Unfortunately, not everything we know about hyperoxia in healthy patients or experimental animals appears to apply in the presence of lung injury. Changes in the set point for oxygen toxicity have been demonstrated. Although there are no patient studies, there are a large number of animal experiments using several species that illustrate this point. Investigators have reported no difference, increased susceptibility to hyperoxia, or decreased susceptibility to increased ambient oxygen exposure, depending on the nature of the pulmonary inflammatory lesion. For example, during experimental sepsis, there is increased resistance to hyperoxic lung injury. 6This is mediated by the expression of proinflammatory cytokines TNF-α, IL-1β, or IFN-γ. These mediators, individually or together synergistically, upregulate the mitochondrial antioxidant manganese superoxide dismutase. The increase in this antioxidant is believed to be an important mechanism in protecting the lungs against injury during exposure to 100% oxygen during sepsis.
Conversely, acid aspiration increases susceptibility of hyperoxic lung injury in a number of animal models. This injury decreases the time needed for 100% oxygen to produce demonstrable increases in lung injury and, more disturbingly, decreases the oxygen concentration at which pulmonary damage occurs. 7,8Acid aspiration is neutrophil-dependent and necessitates several proinflammatory cytokines for complete expression of lung injury. Although the exact mechanism of enhanced pulmonary damage in response to hyperoxia is not known, there is evidence that increased generation of reactive species of oxygen and nitrogen, decreased antioxidant activity, and increased proteinases are involved.
Finally, particulate lung injury does not appear to change the set point for oxygen toxicity. 8This occurs despite intense proinflammatory cytokine response and recruitment of large numbers of neutrophils and macrophages into the lung. 9Differences in pulmonary oxygen sensitivity among sepsis, acid aspiration, and particulate inflammatory lung injury may reflect the different proinflammatory cytokine profiles generated in response to these insults.

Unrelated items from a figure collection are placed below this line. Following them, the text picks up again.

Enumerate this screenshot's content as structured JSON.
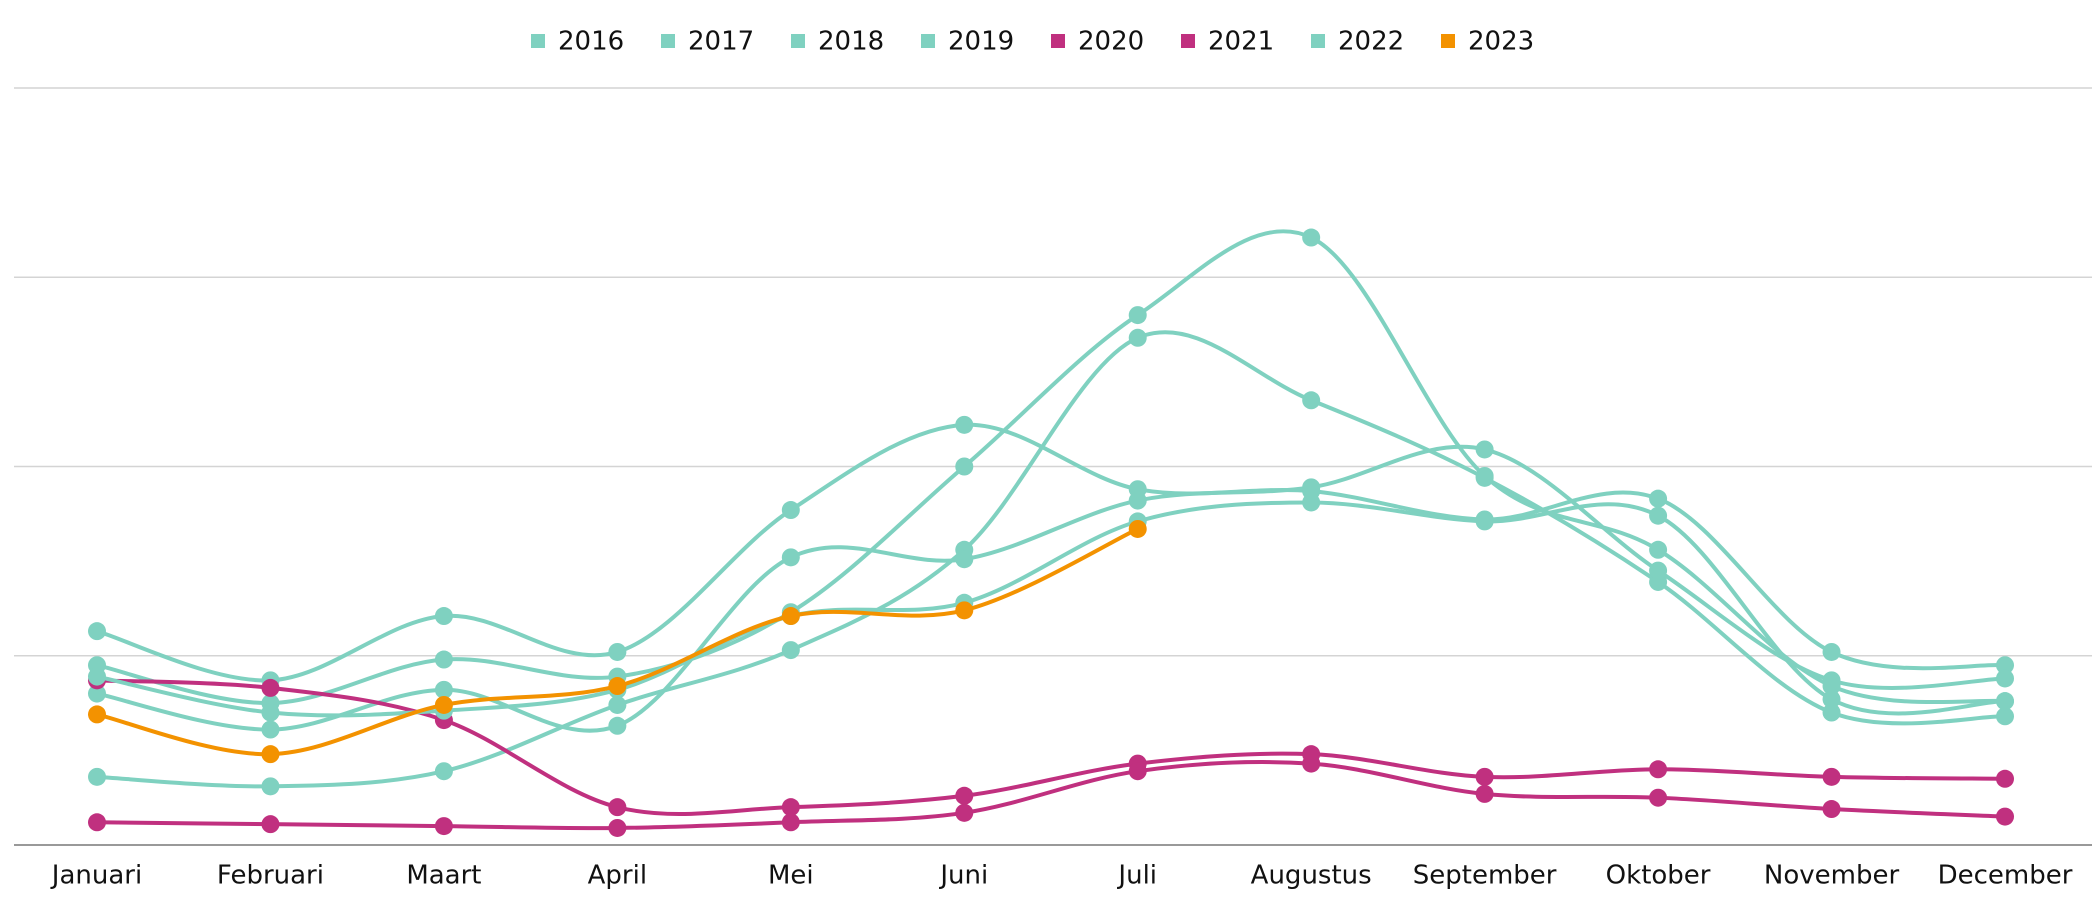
{
  "chart_data": {
    "type": "line",
    "categories": [
      "Januari",
      "Februari",
      "Maart",
      "April",
      "Mei",
      "Juni",
      "Juli",
      "Augustus",
      "September",
      "Oktober",
      "November",
      "December"
    ],
    "series": [
      {
        "name": "2016",
        "color": "#7fd1c0",
        "values": [
          0.95,
          0.75,
          0.98,
          0.89,
          1.23,
          2.0,
          2.8,
          3.21,
          1.95,
          1.56,
          0.84,
          0.76
        ]
      },
      {
        "name": "2017",
        "color": "#7fd1c0",
        "values": [
          0.36,
          0.31,
          0.39,
          0.74,
          1.03,
          1.56,
          2.68,
          2.35,
          1.94,
          1.39,
          0.7,
          0.68
        ]
      },
      {
        "name": "2018",
        "color": "#7fd1c0",
        "values": [
          1.13,
          0.87,
          1.21,
          1.02,
          1.77,
          2.22,
          1.88,
          1.87,
          1.72,
          1.83,
          1.02,
          0.95
        ]
      },
      {
        "name": "2019",
        "color": "#7fd1c0",
        "values": [
          0.8,
          0.61,
          0.82,
          0.63,
          1.52,
          1.51,
          1.82,
          1.89,
          2.09,
          1.45,
          0.87,
          0.88
        ]
      },
      {
        "name": "2020",
        "color": "#c0307f",
        "values": [
          0.87,
          0.83,
          0.66,
          0.2,
          0.2,
          0.26,
          0.43,
          0.48,
          0.36,
          0.4,
          0.36,
          0.35
        ]
      },
      {
        "name": "2021",
        "color": "#c0307f",
        "values": [
          0.12,
          0.11,
          0.1,
          0.09,
          0.12,
          0.17,
          0.39,
          0.43,
          0.27,
          0.25,
          0.19,
          0.15
        ]
      },
      {
        "name": "2022",
        "color": "#7fd1c0",
        "values": [
          0.89,
          0.7,
          0.71,
          0.82,
          1.21,
          1.28,
          1.71,
          1.81,
          1.71,
          1.74,
          0.77,
          0.76
        ]
      },
      {
        "name": "2023",
        "color": "#f39200",
        "values": [
          0.69,
          0.48,
          0.74,
          0.84,
          1.21,
          1.24,
          1.67,
          null,
          null,
          null,
          null,
          null
        ]
      }
    ],
    "ylim": [
      0,
      4
    ],
    "yticks": [
      0,
      1,
      2,
      3,
      4
    ],
    "grid": true,
    "legend": "top"
  }
}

Therefore, care must be taken when translating these findings to the general patient population. Too much importance must not be placed on the observation by Kotani et al. 2that the host’s antibacterial defense is improved as a result of hyperoxic therapy. Although that may be true in a modest sense, there is also concern that promoting an inflammatory response in the lung that is not detrimental to healthy patients could cause significant pulmonary problems in others. Furthermore, there is some discomfort in administering a therapy that these authors, as well as others, have shown to cause an increase in pulmonary dysfunction (a transient increase in atelectasis immediately after surgery). Clearly, risk–benefit must be better assessed in different patient populations. It would be a shame if, as a result of generalizing these findings in otherwise healthy individuals, other patients receive large concentrations of inspired oxygen inappropriately.